Marquette partnered with the UCC and Bruce Guadalupe Community School, serving at-risk Latino youth, on a program called Youth Empowered to Succeed. A short video highlighting the program’s success can be found here.

“The UCC Youth Empowered to Succeed participants demonstrated a growth in their positive developmental assets compared to their peers,” said Ricardo Diaz, UCC executive director. “This means that the comprehensive interventions developed through the program helped them to be more focused students, more engaged in their community, and more resilient in their ability to resist negative influences.”

One of the more significant outcomes of the Marquette and UCC partnership was in the area of health and wellness. The program tested a trial lunch program at Bruce Guadalupe Community School. For six weeks, caloric intake at lunch was reduced from a pre-trial average of 922 calories to an average of 522 calories. These students lost an average weight of 3.5 pounds over the six weeks. At this rate, a controlled school lunch program could produce a 15 lbs weight loss over an entire school year.

YEP was developed as a way for higher education institutions to work with individual schools, school systems and community organizations toward the goal of addressing the social determinants of health and promoting healthy lifestyles in minority adolescents.

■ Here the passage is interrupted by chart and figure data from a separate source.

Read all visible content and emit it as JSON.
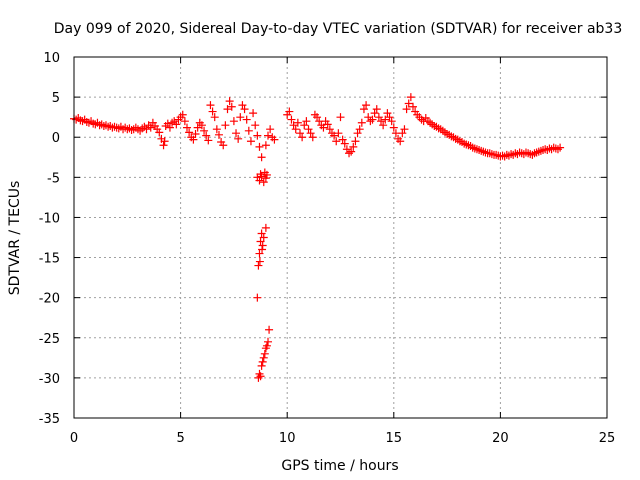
{
  "chart_data": {
    "type": "scatter",
    "title": "Day 099 of 2020, Sidereal Day-to-day VTEC variation (SDTVAR) for receiver ab33",
    "xlabel": "GPS time / hours",
    "ylabel": "SDTVAR / TECUs",
    "xlim": [
      0,
      25
    ],
    "ylim": [
      -35,
      10
    ],
    "xticks": [
      0,
      5,
      10,
      15,
      20,
      25
    ],
    "yticks": [
      10,
      5,
      0,
      -5,
      -10,
      -15,
      -20,
      -25,
      -30,
      -35
    ],
    "grid": true,
    "marker": "plus",
    "color": "#ff0000",
    "series": [
      {
        "name": "SDTVAR",
        "points": [
          [
            0.0,
            2.3
          ],
          [
            0.1,
            2.2
          ],
          [
            0.2,
            2.4
          ],
          [
            0.3,
            2.1
          ],
          [
            0.4,
            2.0
          ],
          [
            0.5,
            2.2
          ],
          [
            0.6,
            1.9
          ],
          [
            0.7,
            1.8
          ],
          [
            0.8,
            2.0
          ],
          [
            0.9,
            1.7
          ],
          [
            1.0,
            1.6
          ],
          [
            1.1,
            1.8
          ],
          [
            1.2,
            1.5
          ],
          [
            1.3,
            1.6
          ],
          [
            1.4,
            1.4
          ],
          [
            1.5,
            1.5
          ],
          [
            1.6,
            1.3
          ],
          [
            1.7,
            1.4
          ],
          [
            1.8,
            1.2
          ],
          [
            1.9,
            1.3
          ],
          [
            2.0,
            1.2
          ],
          [
            2.1,
            1.1
          ],
          [
            2.2,
            1.3
          ],
          [
            2.3,
            1.0
          ],
          [
            2.4,
            1.2
          ],
          [
            2.5,
            1.0
          ],
          [
            2.6,
            1.1
          ],
          [
            2.7,
            0.9
          ],
          [
            2.8,
            1.0
          ],
          [
            2.9,
            1.2
          ],
          [
            3.0,
            1.0
          ],
          [
            3.1,
            0.8
          ],
          [
            3.2,
            1.1
          ],
          [
            3.3,
            1.3
          ],
          [
            3.4,
            1.0
          ],
          [
            3.5,
            1.5
          ],
          [
            3.6,
            1.2
          ],
          [
            3.7,
            1.8
          ],
          [
            3.8,
            1.4
          ],
          [
            3.9,
            1.0
          ],
          [
            4.0,
            0.6
          ],
          [
            4.1,
            -0.2
          ],
          [
            4.2,
            -1.0
          ],
          [
            4.25,
            -0.5
          ],
          [
            4.3,
            1.4
          ],
          [
            4.4,
            1.7
          ],
          [
            4.5,
            1.2
          ],
          [
            4.6,
            1.8
          ],
          [
            4.7,
            2.0
          ],
          [
            4.8,
            1.6
          ],
          [
            4.9,
            2.2
          ],
          [
            5.0,
            2.5
          ],
          [
            5.1,
            2.8
          ],
          [
            5.2,
            2.0
          ],
          [
            5.3,
            1.2
          ],
          [
            5.4,
            0.6
          ],
          [
            5.5,
            0.0
          ],
          [
            5.6,
            -0.3
          ],
          [
            5.7,
            0.4
          ],
          [
            5.8,
            1.2
          ],
          [
            5.9,
            1.8
          ],
          [
            6.0,
            1.5
          ],
          [
            6.1,
            0.8
          ],
          [
            6.2,
            0.2
          ],
          [
            6.3,
            -0.4
          ],
          [
            6.4,
            4.0
          ],
          [
            6.5,
            3.2
          ],
          [
            6.6,
            2.5
          ],
          [
            6.7,
            1.0
          ],
          [
            6.8,
            0.3
          ],
          [
            6.9,
            -0.6
          ],
          [
            7.0,
            -1.0
          ],
          [
            7.1,
            1.5
          ],
          [
            7.2,
            3.5
          ],
          [
            7.3,
            4.5
          ],
          [
            7.4,
            3.8
          ],
          [
            7.5,
            2.0
          ],
          [
            7.6,
            0.5
          ],
          [
            7.7,
            -0.2
          ],
          [
            7.8,
            2.5
          ],
          [
            7.9,
            4.0
          ],
          [
            8.0,
            3.5
          ],
          [
            8.1,
            2.2
          ],
          [
            8.2,
            0.8
          ],
          [
            8.3,
            -0.5
          ],
          [
            8.4,
            3.0
          ],
          [
            8.5,
            1.5
          ],
          [
            8.6,
            0.2
          ],
          [
            8.7,
            -1.2
          ],
          [
            8.8,
            -2.5
          ],
          [
            8.6,
            -5.0
          ],
          [
            8.7,
            -5.4
          ],
          [
            8.8,
            -4.9
          ],
          [
            8.9,
            -5.6
          ],
          [
            9.0,
            -5.1
          ],
          [
            8.95,
            -4.4
          ],
          [
            8.75,
            -4.6
          ],
          [
            9.05,
            -4.7
          ],
          [
            8.65,
            -16.0
          ],
          [
            8.7,
            -14.5
          ],
          [
            8.75,
            -13.0
          ],
          [
            8.8,
            -12.0
          ],
          [
            8.85,
            -13.5
          ],
          [
            8.9,
            -12.5
          ],
          [
            9.0,
            -11.3
          ],
          [
            8.72,
            -15.5
          ],
          [
            8.82,
            -14.0
          ],
          [
            8.6,
            -20.0
          ],
          [
            8.65,
            -30.0
          ],
          [
            8.7,
            -29.5
          ],
          [
            8.75,
            -29.8
          ],
          [
            8.8,
            -28.5
          ],
          [
            8.85,
            -28.0
          ],
          [
            8.9,
            -27.5
          ],
          [
            8.95,
            -27.0
          ],
          [
            9.0,
            -26.3
          ],
          [
            9.05,
            -26.0
          ],
          [
            9.1,
            -25.5
          ],
          [
            9.15,
            -24.0
          ],
          [
            9.0,
            -1.0
          ],
          [
            9.1,
            0.2
          ],
          [
            9.2,
            1.0
          ],
          [
            9.3,
            0.0
          ],
          [
            9.4,
            -0.3
          ],
          [
            10.0,
            2.8
          ],
          [
            10.1,
            3.2
          ],
          [
            10.2,
            2.2
          ],
          [
            10.3,
            1.5
          ],
          [
            10.4,
            1.0
          ],
          [
            10.5,
            1.8
          ],
          [
            10.6,
            0.5
          ],
          [
            10.7,
            0.0
          ],
          [
            10.8,
            1.5
          ],
          [
            10.9,
            2.0
          ],
          [
            11.0,
            1.0
          ],
          [
            11.1,
            0.5
          ],
          [
            11.2,
            0.0
          ],
          [
            11.3,
            2.8
          ],
          [
            11.4,
            2.5
          ],
          [
            11.5,
            2.0
          ],
          [
            11.6,
            1.5
          ],
          [
            11.7,
            1.2
          ],
          [
            11.8,
            2.0
          ],
          [
            11.9,
            1.6
          ],
          [
            12.0,
            1.0
          ],
          [
            12.1,
            0.5
          ],
          [
            12.2,
            0.2
          ],
          [
            12.3,
            -0.5
          ],
          [
            12.4,
            0.5
          ],
          [
            12.5,
            2.5
          ],
          [
            12.6,
            -0.3
          ],
          [
            12.7,
            -0.8
          ],
          [
            12.8,
            -1.5
          ],
          [
            12.9,
            -2.0
          ],
          [
            13.0,
            -1.8
          ],
          [
            13.1,
            -1.2
          ],
          [
            13.2,
            -0.5
          ],
          [
            13.3,
            0.5
          ],
          [
            13.4,
            1.0
          ],
          [
            13.5,
            1.8
          ],
          [
            13.6,
            3.5
          ],
          [
            13.7,
            4.0
          ],
          [
            13.8,
            2.5
          ],
          [
            13.9,
            2.0
          ],
          [
            14.0,
            2.2
          ],
          [
            14.1,
            3.0
          ],
          [
            14.2,
            3.5
          ],
          [
            14.3,
            2.5
          ],
          [
            14.4,
            2.0
          ],
          [
            14.5,
            1.5
          ],
          [
            14.6,
            2.2
          ],
          [
            14.7,
            3.0
          ],
          [
            14.8,
            2.5
          ],
          [
            14.9,
            2.0
          ],
          [
            15.0,
            1.2
          ],
          [
            15.1,
            0.5
          ],
          [
            15.2,
            -0.2
          ],
          [
            15.3,
            -0.5
          ],
          [
            15.4,
            0.5
          ],
          [
            15.5,
            1.0
          ],
          [
            15.6,
            3.5
          ],
          [
            15.7,
            4.2
          ],
          [
            15.8,
            5.0
          ],
          [
            15.9,
            3.8
          ],
          [
            16.0,
            3.2
          ],
          [
            16.1,
            2.8
          ],
          [
            16.2,
            2.5
          ],
          [
            16.3,
            2.2
          ],
          [
            16.4,
            2.0
          ],
          [
            16.5,
            2.4
          ],
          [
            16.6,
            2.0
          ],
          [
            16.7,
            1.8
          ],
          [
            16.8,
            1.6
          ],
          [
            16.9,
            1.4
          ],
          [
            17.0,
            1.3
          ],
          [
            17.1,
            1.1
          ],
          [
            17.2,
            1.0
          ],
          [
            17.3,
            0.8
          ],
          [
            17.4,
            0.6
          ],
          [
            17.5,
            0.4
          ],
          [
            17.6,
            0.3
          ],
          [
            17.7,
            0.1
          ],
          [
            17.8,
            0.0
          ],
          [
            17.9,
            -0.2
          ],
          [
            18.0,
            -0.3
          ],
          [
            18.1,
            -0.5
          ],
          [
            18.2,
            -0.6
          ],
          [
            18.3,
            -0.8
          ],
          [
            18.4,
            -0.9
          ],
          [
            18.5,
            -1.0
          ],
          [
            18.6,
            -1.1
          ],
          [
            18.7,
            -1.3
          ],
          [
            18.8,
            -1.4
          ],
          [
            18.9,
            -1.5
          ],
          [
            19.0,
            -1.6
          ],
          [
            19.1,
            -1.7
          ],
          [
            19.2,
            -1.8
          ],
          [
            19.3,
            -1.9
          ],
          [
            19.4,
            -2.0
          ],
          [
            19.5,
            -2.0
          ],
          [
            19.6,
            -2.1
          ],
          [
            19.7,
            -2.2
          ],
          [
            19.8,
            -2.2
          ],
          [
            19.9,
            -2.3
          ],
          [
            20.0,
            -2.4
          ],
          [
            20.1,
            -2.3
          ],
          [
            20.2,
            -2.4
          ],
          [
            20.3,
            -2.2
          ],
          [
            20.4,
            -2.3
          ],
          [
            20.5,
            -2.1
          ],
          [
            20.6,
            -2.2
          ],
          [
            20.7,
            -2.0
          ],
          [
            20.8,
            -2.1
          ],
          [
            20.9,
            -1.9
          ],
          [
            21.0,
            -2.0
          ],
          [
            21.1,
            -2.1
          ],
          [
            21.2,
            -1.9
          ],
          [
            21.3,
            -2.0
          ],
          [
            21.4,
            -2.1
          ],
          [
            21.5,
            -2.2
          ],
          [
            21.6,
            -2.0
          ],
          [
            21.7,
            -1.9
          ],
          [
            21.8,
            -1.8
          ],
          [
            21.9,
            -1.7
          ],
          [
            22.0,
            -1.6
          ],
          [
            22.1,
            -1.5
          ],
          [
            22.2,
            -1.6
          ],
          [
            22.3,
            -1.4
          ],
          [
            22.4,
            -1.5
          ],
          [
            22.5,
            -1.3
          ],
          [
            22.6,
            -1.4
          ],
          [
            22.7,
            -1.5
          ],
          [
            22.8,
            -1.3
          ]
        ]
      }
    ]
  }
}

Pan was also asked to summarize the data across the YEP program nationally. Marquette is receiving a second $875,000 grant over five years to continue to provide program evaluation and technical assistance to six additional grantees.

“The data shows us that the Youth Empowerment Program is successful. But it wasn’t until we actually visited a number of these programs and saw with our own eyes the work these programs do that we fully grasped the YEP’s impact. It’s the emotional stories of students overcoming adversity that demonstrate this program is transformative,” said Pan. “At universities and colleges whose mission, in part, is service to the community, partnerships with community-based organizations allow both institutions to do what neither could do alone.”

Data is collected in areas such as sexual and reproductive health, violence prevention, health and wellness, and graduation rates. Researchers found that among youth in the YEP programs, high school graduation rates were 94 percent, compared to a 54 percent graduation rate among their peers. Arrest rates were lower for students participating in the YEP program as well—only two juveniles from YEP programs were arrested per 100, compared to an average rate of 13 arrests per 100 juveniles living in the same communities but not participating in the program.

Other data highlights from some of the 17 program sites include:

  • In Salt Lake City, Utah, Hispanic teen mothers have an 18.6 percent annual rate of repeat pregnancies. By contrast, teen   mothers participating in the Latinas Adelante program at the University of Utah had a repeat pregnancy rate of only 6.6 percent, almost two-thirds less than the expected rate.
  • In Dayton, Ohio, the K4L program hosted at Central State University saw only one arrest in a cohort of 41 black male juveniles, a rate of less than 3 percent, compared to a local arrest rate of 38 percent in that same demographic category.  
  • At Medgar Evers College in Brooklyn, NY, the Empowering Youths to Excel and Succeed (EYES) project provides a comprehensive nutrition and exercise program. EYES resulted in impressive weight loss in African American and Hispanic high school youth, from an average of 145 pounds to 125 pounds over the first two years of the program.